In the present invention, "identity" is used in the broad sense to mean "identity" in which the surface proteins representing the functions of hematopoietic stem cells in cells before and after culture are identical "and since there are many surface proteins representing the functions of hematopoietic stem cells, all the surface proteins are identical to each other by at least 80%, 85%, 90%, 95%, 99% or 100% before and after culture, and are considered to be" identity ".

IN yet another aspect of the invention, the invention features the use of JNK-IN-8, rapamycin, and Y27632 for expanding hematopoietic stem cells. As described above, JNK-IN-8, rapamycin and Y27632 can efficiently amplify hematopoietic stem cells, effectively maintain the protein phenotype and gene expression profile of the hematopoietic stem cells, improve the IN vivo reconstruction function and reconstruction efficiency of the hematopoietic stem cells, and have significant scientific research, clinical research and application values.

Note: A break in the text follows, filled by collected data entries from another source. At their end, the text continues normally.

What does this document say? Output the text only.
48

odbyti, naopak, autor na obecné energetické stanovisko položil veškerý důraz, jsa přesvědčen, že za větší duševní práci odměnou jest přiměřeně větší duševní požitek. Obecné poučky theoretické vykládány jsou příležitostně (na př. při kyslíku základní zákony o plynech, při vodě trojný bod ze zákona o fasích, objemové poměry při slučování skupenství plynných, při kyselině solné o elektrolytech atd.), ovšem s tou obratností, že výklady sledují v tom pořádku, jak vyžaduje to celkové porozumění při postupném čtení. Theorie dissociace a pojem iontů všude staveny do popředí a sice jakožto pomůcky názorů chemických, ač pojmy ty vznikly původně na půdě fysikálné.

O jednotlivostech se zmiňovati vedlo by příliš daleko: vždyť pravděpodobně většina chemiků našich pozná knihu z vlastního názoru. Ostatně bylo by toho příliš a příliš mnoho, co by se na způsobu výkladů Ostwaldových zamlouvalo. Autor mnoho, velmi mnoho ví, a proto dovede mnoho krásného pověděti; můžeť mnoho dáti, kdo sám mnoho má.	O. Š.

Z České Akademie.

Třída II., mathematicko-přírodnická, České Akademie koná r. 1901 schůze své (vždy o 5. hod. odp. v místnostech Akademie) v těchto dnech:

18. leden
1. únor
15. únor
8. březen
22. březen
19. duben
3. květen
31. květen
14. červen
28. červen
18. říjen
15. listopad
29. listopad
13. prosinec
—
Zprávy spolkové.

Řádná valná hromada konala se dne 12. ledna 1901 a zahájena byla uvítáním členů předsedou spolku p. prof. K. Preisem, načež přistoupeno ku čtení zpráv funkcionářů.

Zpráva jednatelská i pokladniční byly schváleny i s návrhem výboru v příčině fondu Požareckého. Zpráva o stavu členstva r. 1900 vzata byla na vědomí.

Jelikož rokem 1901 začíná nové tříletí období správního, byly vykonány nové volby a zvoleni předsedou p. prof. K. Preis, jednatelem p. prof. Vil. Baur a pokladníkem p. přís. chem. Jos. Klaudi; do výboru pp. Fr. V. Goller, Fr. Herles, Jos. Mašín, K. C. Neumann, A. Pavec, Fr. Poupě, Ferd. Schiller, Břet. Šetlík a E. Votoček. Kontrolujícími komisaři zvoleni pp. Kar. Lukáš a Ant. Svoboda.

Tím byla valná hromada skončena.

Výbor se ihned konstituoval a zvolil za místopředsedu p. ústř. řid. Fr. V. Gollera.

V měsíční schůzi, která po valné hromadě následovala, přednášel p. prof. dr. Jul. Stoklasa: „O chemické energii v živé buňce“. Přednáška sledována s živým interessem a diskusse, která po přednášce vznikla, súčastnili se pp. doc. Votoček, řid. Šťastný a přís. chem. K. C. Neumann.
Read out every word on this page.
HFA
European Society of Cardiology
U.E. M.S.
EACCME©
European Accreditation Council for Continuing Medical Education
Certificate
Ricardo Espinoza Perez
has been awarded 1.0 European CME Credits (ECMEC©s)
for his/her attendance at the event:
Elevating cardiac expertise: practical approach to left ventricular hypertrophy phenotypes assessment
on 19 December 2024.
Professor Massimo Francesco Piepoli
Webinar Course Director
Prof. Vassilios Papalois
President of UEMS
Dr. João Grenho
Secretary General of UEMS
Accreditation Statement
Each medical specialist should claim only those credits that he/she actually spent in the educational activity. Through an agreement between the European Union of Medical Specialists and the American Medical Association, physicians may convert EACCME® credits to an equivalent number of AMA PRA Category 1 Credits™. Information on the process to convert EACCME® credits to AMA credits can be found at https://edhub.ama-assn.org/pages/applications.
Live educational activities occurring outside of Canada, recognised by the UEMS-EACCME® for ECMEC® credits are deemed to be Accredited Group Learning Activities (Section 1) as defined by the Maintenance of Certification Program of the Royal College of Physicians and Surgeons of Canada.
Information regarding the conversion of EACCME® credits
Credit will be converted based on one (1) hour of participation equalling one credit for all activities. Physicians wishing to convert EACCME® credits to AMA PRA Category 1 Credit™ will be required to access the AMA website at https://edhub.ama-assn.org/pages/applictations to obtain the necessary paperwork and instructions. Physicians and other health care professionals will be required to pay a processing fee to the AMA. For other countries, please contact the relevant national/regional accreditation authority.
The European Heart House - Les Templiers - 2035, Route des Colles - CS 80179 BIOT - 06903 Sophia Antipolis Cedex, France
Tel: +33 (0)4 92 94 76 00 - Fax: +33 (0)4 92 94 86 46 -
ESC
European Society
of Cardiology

additional aspects and advantages of the invention will be set forth in part in the description which follows and, in part, will be obvious from the description, or may be learned by practice of the invention.

Drawings

The foregoing and/or additional aspects and advantages of the present invention will become apparent and readily appreciated from the following description of the embodiments, taken IN conjunction with the accompanying drawings, wherein 3F is an experimental group comprising three small molecules, JNK-IN-8, rapamycin and Y27632, and wherein for convenience of description:

FIG. 1 shows a schematic flow diagram of a process for expanding hematopoietic stem cells according to an embodiment of the present invention;

FIG. 2 shows DMSO group CD34 according to an embodiment of the invention⁺Flow cytometric analysis after day 7 of cell culture;

FIG. 3 shows a 3F group CD34 according to an embodiment of the invention⁺flow cytometric analysis after day 7 of cell culture;

FIG. 4 shows a CD34 according to an embodiment of the invention⁺flow cytometric analysis after day 7 of cell culture;

Fig. 5 shows an analysis of cells of hematopoietic stem cells according to an example of the invention after culturing in medium containing different small molecule compounds (control group DMSO conditions,. P <0.01,. P < 0.0001);

FIG. 6 is a schematic diagram showing the analysis of the expansion result of hematopoietic stem cells 20 weeks after reconstitution of hematopoietic stem cells according to an embodiment of the present invention.

Detailed Description

The scheme of the invention will be explained with reference to the examples. It will be appreciated by those skilled in the art that the following examples are illustrative of the invention only and should not be taken as limiting the scope of the invention. The examples, where specific techniques or conditions are not indicated, are to be construed according to the techniques or conditions described in the literature in the art or according to the product specifications. The reagents or instruments used are not indicated by the manufacturer, and are all conventional products commercially available.